The New York-based organisation said the death toll was so high that the government had to provide a "credible" justification for the raid.

The authorities say the school near the Afghan border was used by militants.

Survivors and locals insist it had no link with al-Qaeda or the Taleban, and that only students and teachers died.

Human Rights Watch (HRW) called on the government to allow independent investigators into the area, in the tribal district of Bajaur.

"The onus is on the Pakistani government to provide a credible account of the legitimacy of the attack resulting in the deaths of so many," HRW's Ali Dayan Hasan said in New York.

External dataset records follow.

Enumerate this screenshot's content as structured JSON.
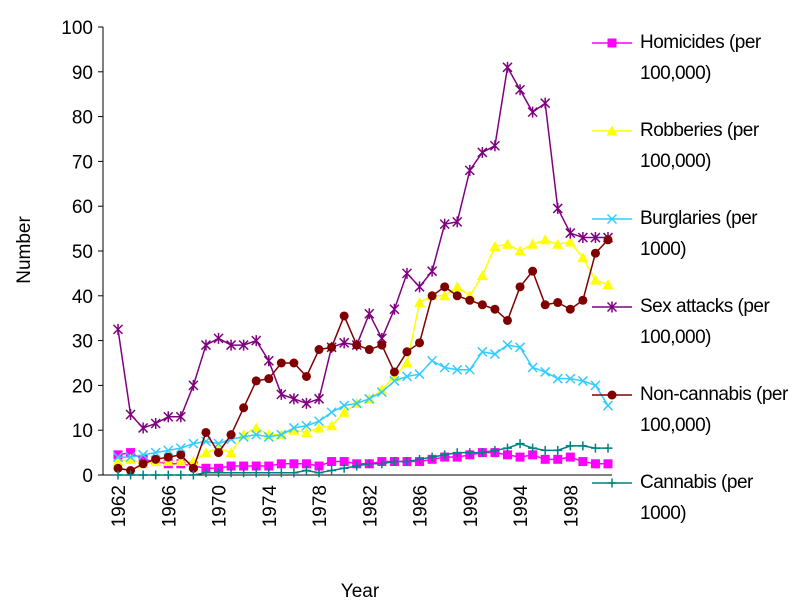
{
  "chart_data": {
    "type": "line",
    "x_label": "Year",
    "y_label": "Number",
    "categories": [
      "1962",
      null,
      null,
      null,
      "1966",
      null,
      null,
      null,
      "1970",
      null,
      null,
      null,
      "1974",
      null,
      null,
      null,
      "1978",
      null,
      null,
      null,
      "1982",
      null,
      null,
      null,
      "1986",
      null,
      null,
      null,
      "1990",
      null,
      null,
      null,
      "1994",
      null,
      null,
      null,
      "1998",
      null,
      null,
      null
    ],
    "ylim": [
      0,
      100
    ],
    "yticks": [
      0,
      10,
      20,
      30,
      40,
      50,
      60,
      70,
      80,
      90,
      100
    ],
    "grid": false,
    "legend": "right",
    "series": [
      {
        "name": "Homicides (per 100,000)",
        "color": "#ff00ff",
        "marker": "square",
        "values": [
          4.5,
          5,
          3.5,
          3,
          2.5,
          2.5,
          2,
          1.5,
          1.5,
          2,
          2,
          2,
          2,
          2.5,
          2.5,
          2.5,
          2,
          3,
          3,
          2.5,
          2.5,
          3,
          3,
          3,
          3,
          3.5,
          4,
          4,
          4.5,
          5,
          5,
          4.5,
          4,
          4.5,
          3.5,
          3.5,
          4,
          3,
          2.5,
          2.5
        ]
      },
      {
        "name": "Robberies (per 100,000)",
        "color": "#ffff00",
        "marker": "triangle",
        "values": [
          3,
          3.5,
          2.5,
          3,
          3,
          3,
          3,
          5,
          6,
          5,
          9,
          10.5,
          9,
          9,
          10,
          9.5,
          10.5,
          11,
          14,
          16,
          17,
          19,
          22,
          25,
          38.5,
          40,
          40,
          42,
          40,
          44.5,
          51,
          51.5,
          50,
          51.5,
          52.5,
          51.5,
          52,
          48.5,
          43.5,
          42.5
        ]
      },
      {
        "name": "Burglaries (per 1000)",
        "color": "#33ccff",
        "marker": "x",
        "values": [
          4,
          4,
          4.5,
          5,
          5.5,
          6,
          7,
          7.5,
          7,
          8,
          8.5,
          9,
          8.5,
          9,
          10.5,
          11,
          12,
          14,
          15.5,
          16,
          17,
          18.5,
          21,
          22,
          22.5,
          25.5,
          24,
          23.5,
          23.5,
          27.5,
          27,
          29,
          28.5,
          24,
          23,
          21.5,
          21.5,
          21,
          20,
          15.5
        ]
      },
      {
        "name": "Sex attacks (per 100,000)",
        "color": "#800080",
        "marker": "star",
        "values": [
          32.5,
          13.5,
          10.5,
          11.5,
          13,
          13,
          20,
          29,
          30.5,
          29,
          29,
          30,
          25.5,
          18,
          17,
          16,
          17,
          28.5,
          29.5,
          29,
          36,
          30.5,
          37,
          45,
          42,
          45.5,
          56,
          56.5,
          68,
          72,
          73.5,
          91,
          86,
          81,
          83,
          59.5,
          54,
          53,
          53,
          53
        ]
      },
      {
        "name": "Non-cannabis (per 100,000)",
        "color": "#800000",
        "marker": "circle",
        "values": [
          1.5,
          1,
          2.5,
          3.5,
          4,
          4.5,
          1.5,
          9.5,
          5,
          9,
          15,
          21,
          21.5,
          25,
          25,
          22,
          28,
          28.5,
          35.5,
          29,
          28,
          29,
          23,
          27.5,
          29.5,
          40,
          42,
          40,
          39,
          38,
          37,
          34.5,
          42,
          45.5,
          38,
          38.5,
          37,
          39,
          49.5,
          52.5
        ]
      },
      {
        "name": "Cannabis (per 1000)",
        "color": "#008080",
        "marker": "plus",
        "values": [
          0,
          0,
          0,
          0,
          0,
          0,
          0,
          0.5,
          0.5,
          0.5,
          0.5,
          0.5,
          0.5,
          0.5,
          0.5,
          1,
          0.5,
          1,
          1.5,
          2,
          2.5,
          2.5,
          3,
          3,
          3.5,
          4,
          4.5,
          5,
          5,
          5,
          5.5,
          6,
          7,
          6,
          5.5,
          5.5,
          6.5,
          6.5,
          6,
          6
        ]
      }
    ]
  }
}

The school had no link with al-Qaeda or Taleban - we were there to learn the God's religion
Said Wali

The Pakistani government says the school was used by militants as a training camp and that no civilians died in the attack, carried out by helicopters.

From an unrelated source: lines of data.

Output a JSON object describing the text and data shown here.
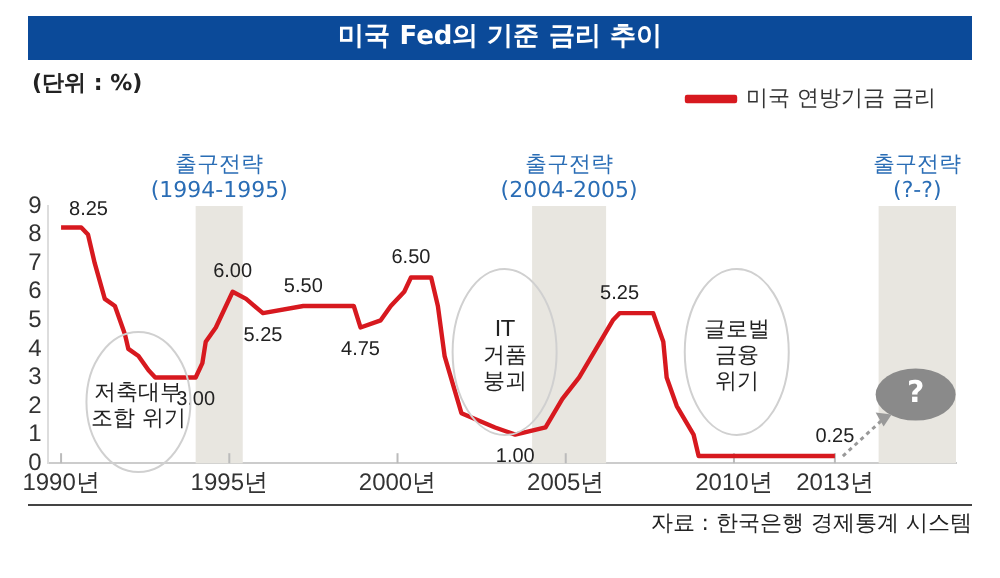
{
  "chart_data": {
    "type": "line",
    "title": "미국 Fed의 기준 금리 추이",
    "ylabel": "(단위 : %)",
    "series": [
      {
        "name": "미국 연방기금 금리",
        "color": "#d7191f",
        "x": [
          1990.0,
          1990.6,
          1990.8,
          1991.0,
          1991.3,
          1991.6,
          1991.9,
          1992.0,
          1992.3,
          1992.6,
          1992.8,
          1994.0,
          1994.2,
          1994.3,
          1994.6,
          1994.9,
          1995.1,
          1995.5,
          1996.0,
          1997.2,
          1998.7,
          1998.9,
          1999.5,
          1999.8,
          2000.2,
          2000.4,
          2001.0,
          2001.2,
          2001.4,
          2001.9,
          2002.9,
          2003.5,
          2004.4,
          2004.9,
          2005.4,
          2005.9,
          2006.4,
          2006.6,
          2007.6,
          2007.9,
          2008.0,
          2008.3,
          2008.8,
          2008.95,
          2013.0
        ],
        "values": [
          8.25,
          8.25,
          8.0,
          7.0,
          5.75,
          5.5,
          4.5,
          4.0,
          3.75,
          3.25,
          3.0,
          3.0,
          3.5,
          4.25,
          4.75,
          5.5,
          6.0,
          5.75,
          5.25,
          5.5,
          5.5,
          4.75,
          5.0,
          5.5,
          6.0,
          6.5,
          6.5,
          5.5,
          3.75,
          1.75,
          1.25,
          1.0,
          1.25,
          2.25,
          3.0,
          4.0,
          5.0,
          5.25,
          5.25,
          4.25,
          3.0,
          2.0,
          1.0,
          0.25,
          0.25
        ],
        "value_labels": [
          "8.25",
          null,
          null,
          null,
          null,
          null,
          null,
          null,
          null,
          null,
          null,
          "3.00",
          null,
          null,
          null,
          null,
          "6.00",
          null,
          "5.25",
          "5.50",
          null,
          "4.75",
          null,
          null,
          null,
          "6.50",
          null,
          null,
          null,
          null,
          null,
          "1.00",
          null,
          null,
          null,
          null,
          null,
          "5.25",
          null,
          null,
          null,
          null,
          null,
          null,
          "0.25"
        ]
      }
    ],
    "xlim": [
      1989.6,
      2016.6
    ],
    "xticks": [
      {
        "value": 1990,
        "label": "1990년"
      },
      {
        "value": 1995,
        "label": "1995년"
      },
      {
        "value": 2000,
        "label": "2000년"
      },
      {
        "value": 2005,
        "label": "2005년"
      },
      {
        "value": 2010,
        "label": "2010년"
      },
      {
        "value": 2013,
        "label": "2013년"
      }
    ],
    "ylim": [
      0,
      9
    ],
    "yticks": [
      0,
      1,
      2,
      3,
      4,
      5,
      6,
      7,
      8,
      9
    ],
    "bands": [
      {
        "axis": "x",
        "from": 1994.0,
        "to": 1995.4,
        "label": "출구전략\n(1994-1995)",
        "color": "#e8e6e0"
      },
      {
        "axis": "x",
        "from": 2004.0,
        "to": 2006.2,
        "label": "출구전략\n(2004-2005)",
        "color": "#e8e6e0"
      },
      {
        "axis": "x",
        "from": 2014.3,
        "to": 2016.6,
        "label": "출구전략\n(?-?)",
        "color": "#e8e6e0"
      }
    ],
    "annotations": [
      {
        "text": "저축대부\n조합 위기",
        "x": 1992.3,
        "y": 3.75
      },
      {
        "text": "IT\n거품\n붕괴",
        "x": 2001.4,
        "y": 3.75
      },
      {
        "text": "글로벌\n금융\n위기",
        "x": 2008.3,
        "y": 2.0
      },
      {
        "text": "?",
        "x": 2015.4,
        "y": 2.4
      },
      "자료 : 한국은행 경제통계 시스템"
    ],
    "legend": "top right",
    "grid": false,
    "marker": "none",
    "line_style": "solid"
  }
}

However the claim was challenged by two of the three who survived the attack.

Said Wali, 18, told the BBC the school had no links with militants and that some students who died were young as seven.

"We were busy preparing for morning prayers when the place was bombed," he said.

Burnt face

Mr Wali also rejected government allegations that the head of the school, Maulvi Liaqat, had links with militants.

"He was a strict man who used to eulogise the Taleban but nothing more than that," he said.

Bajaur map
Another survivor, Abu Bakar, 22, told the Associated Press on Tuesday that there was no militant training at the school.

The third survivor, Noor Rehman, 16, cannot speak because his face is badly burnt.

Since the raid thousands of local people have taken part in protests against Islamabad's alliance with the US.

There were also demonstrations in Peshawar and other cities.

The attack came as the Pakistani government was due to sign a peace deal with pro-Taleban militants in the Bajaur area, which now appears to have failed.

Sympathy for the Taleban and al-Qaeda among tribesmen in Bajaur is believed to translate into active support, the BBC's Barbara Plett in Islamabad says.

Pakistan has deployed nearly 80,000 troops along the border.

They are there to hunt militants who sought refuge after the ousting of the Taleban in Afghanistan in 2001.